Note the role of “content” in each of the following assignments

  • Analyze an entry in an encyclopedia and one in wikipedia. How do the entries compare? How are the pieces written? How does one evaluate the entries?  Shifting the order of filtering and publishing.  Encyclopedias begin with filtering, then publish.  Wikipedia publishes first, then filters.
  • Build a blogging map on a topic. Find blog-based material on a specific topic.  What do we learn about evaluating sources by engaging with these blogs.  Are .coms better than .edus? Yancey argues that when we dig into a source we can’t simply “source” by looking at the URL.
  • Sourcing backwards.  Start with an editorial in the NY Times.  Then work backwards and locate the kinds of sources the editors draw from in moving to the editorial.

What is the Role of Content?

Logic of Research Practices – transform our thinking from filling in slots to citation, to thinking about the logic in citation or documentation

  • access
  • intellectual property
  • economy
  • standardization
  • transparency

Identify key terms that together are Information Literacy.

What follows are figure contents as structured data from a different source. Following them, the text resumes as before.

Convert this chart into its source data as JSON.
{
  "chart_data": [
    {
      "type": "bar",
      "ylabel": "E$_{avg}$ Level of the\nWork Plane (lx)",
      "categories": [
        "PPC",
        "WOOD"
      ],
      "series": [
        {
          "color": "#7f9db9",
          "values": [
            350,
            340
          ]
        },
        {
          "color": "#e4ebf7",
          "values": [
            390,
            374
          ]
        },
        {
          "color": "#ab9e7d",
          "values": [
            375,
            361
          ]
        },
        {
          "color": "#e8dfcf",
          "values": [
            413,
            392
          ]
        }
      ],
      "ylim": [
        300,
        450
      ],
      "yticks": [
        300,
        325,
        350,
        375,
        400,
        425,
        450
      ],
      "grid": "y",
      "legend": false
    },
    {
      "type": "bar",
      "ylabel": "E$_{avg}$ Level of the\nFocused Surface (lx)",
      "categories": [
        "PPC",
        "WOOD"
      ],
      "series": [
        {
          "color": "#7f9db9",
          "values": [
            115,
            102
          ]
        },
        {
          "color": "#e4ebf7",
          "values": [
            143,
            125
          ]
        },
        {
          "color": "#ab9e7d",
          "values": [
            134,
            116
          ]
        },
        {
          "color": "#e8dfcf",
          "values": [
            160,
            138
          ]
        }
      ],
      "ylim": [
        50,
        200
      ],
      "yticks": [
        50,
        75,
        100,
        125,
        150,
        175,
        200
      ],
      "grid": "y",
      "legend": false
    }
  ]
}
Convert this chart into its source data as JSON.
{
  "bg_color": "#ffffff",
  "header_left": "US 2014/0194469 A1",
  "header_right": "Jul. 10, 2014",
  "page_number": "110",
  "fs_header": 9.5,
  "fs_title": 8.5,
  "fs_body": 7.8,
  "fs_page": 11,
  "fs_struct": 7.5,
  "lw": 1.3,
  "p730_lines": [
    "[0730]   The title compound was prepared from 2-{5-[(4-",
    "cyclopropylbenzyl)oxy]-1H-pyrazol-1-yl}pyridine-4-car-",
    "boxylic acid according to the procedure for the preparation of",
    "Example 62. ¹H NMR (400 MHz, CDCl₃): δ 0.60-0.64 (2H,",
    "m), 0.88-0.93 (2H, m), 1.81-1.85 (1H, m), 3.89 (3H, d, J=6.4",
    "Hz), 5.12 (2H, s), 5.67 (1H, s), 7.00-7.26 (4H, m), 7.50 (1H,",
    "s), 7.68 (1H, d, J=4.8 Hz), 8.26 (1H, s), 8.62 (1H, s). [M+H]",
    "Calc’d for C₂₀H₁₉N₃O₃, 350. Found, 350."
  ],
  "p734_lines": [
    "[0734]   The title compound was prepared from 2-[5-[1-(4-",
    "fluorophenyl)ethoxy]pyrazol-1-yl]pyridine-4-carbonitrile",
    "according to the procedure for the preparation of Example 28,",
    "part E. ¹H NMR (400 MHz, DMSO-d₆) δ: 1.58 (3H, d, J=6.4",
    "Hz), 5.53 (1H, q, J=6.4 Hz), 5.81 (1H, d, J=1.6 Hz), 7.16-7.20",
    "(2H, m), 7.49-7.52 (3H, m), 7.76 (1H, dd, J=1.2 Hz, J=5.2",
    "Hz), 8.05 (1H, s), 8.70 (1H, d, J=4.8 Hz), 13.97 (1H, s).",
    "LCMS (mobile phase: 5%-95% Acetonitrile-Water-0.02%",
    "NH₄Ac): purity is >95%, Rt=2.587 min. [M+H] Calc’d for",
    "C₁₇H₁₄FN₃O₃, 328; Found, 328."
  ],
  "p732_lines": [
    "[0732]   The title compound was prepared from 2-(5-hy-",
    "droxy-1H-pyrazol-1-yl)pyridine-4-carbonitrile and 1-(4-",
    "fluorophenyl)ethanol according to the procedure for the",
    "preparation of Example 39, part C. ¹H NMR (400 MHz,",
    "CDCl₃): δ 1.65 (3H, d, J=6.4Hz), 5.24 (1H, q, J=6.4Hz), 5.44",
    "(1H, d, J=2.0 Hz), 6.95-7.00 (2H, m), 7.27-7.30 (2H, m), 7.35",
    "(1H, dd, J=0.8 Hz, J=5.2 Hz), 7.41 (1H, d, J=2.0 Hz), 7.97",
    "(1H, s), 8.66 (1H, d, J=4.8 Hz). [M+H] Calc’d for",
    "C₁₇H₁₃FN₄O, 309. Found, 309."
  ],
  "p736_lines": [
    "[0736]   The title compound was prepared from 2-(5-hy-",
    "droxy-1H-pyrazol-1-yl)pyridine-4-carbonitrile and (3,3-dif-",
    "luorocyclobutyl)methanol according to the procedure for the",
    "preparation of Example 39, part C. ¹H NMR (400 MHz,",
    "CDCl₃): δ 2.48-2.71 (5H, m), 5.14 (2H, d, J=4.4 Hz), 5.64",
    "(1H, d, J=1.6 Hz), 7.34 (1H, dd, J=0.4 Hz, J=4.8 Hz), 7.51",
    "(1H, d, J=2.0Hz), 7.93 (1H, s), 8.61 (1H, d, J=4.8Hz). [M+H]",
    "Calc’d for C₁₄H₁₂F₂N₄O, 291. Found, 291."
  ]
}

  • Circulation – Who cites whom in an article. We can see that scholars are in conversation with each other. In the new circulation, on the web and in television news, we can see propaganda served up as information.  Yancey claims that this development is possible because of changes in the position of filtering in the new information ecology.
  • Credibility –
  • Corroboration –
  • Plausibility –

Yancey argues that we should also use “critical incident theory” practices in the classroom.  Build assignments that put students in positions to take a critical incidents approach in locating and working with sources.

I very much like the suggestion that we have students confront specific critical incidents by juxtaposing information sources as part of evaluation. What I’m not so sure about is Yancey’s conception of “content” in this framework.  Obviously, content matters, and I’m supportive of her point.  (Absent content, information retrieval or research is merely an empty exercise with little relevance to us, or to our students.)

At the same time, I suspect that this kind of work will have the greatest impact in the context of actual courses, places were it may be least likely to find an audience.  Students in a history, biology, or literature class, when asked to conduct research as part of the course, would likely be most receptive to this kind of approach.  But faculty teaching these courses are more likely to be focused on the content knowledge itself.  Embedding the kinds of information literacy assignments into the curriculum will be a challenge that may even be more daunting than the efforts to infuse process writing pedagogies into such courses.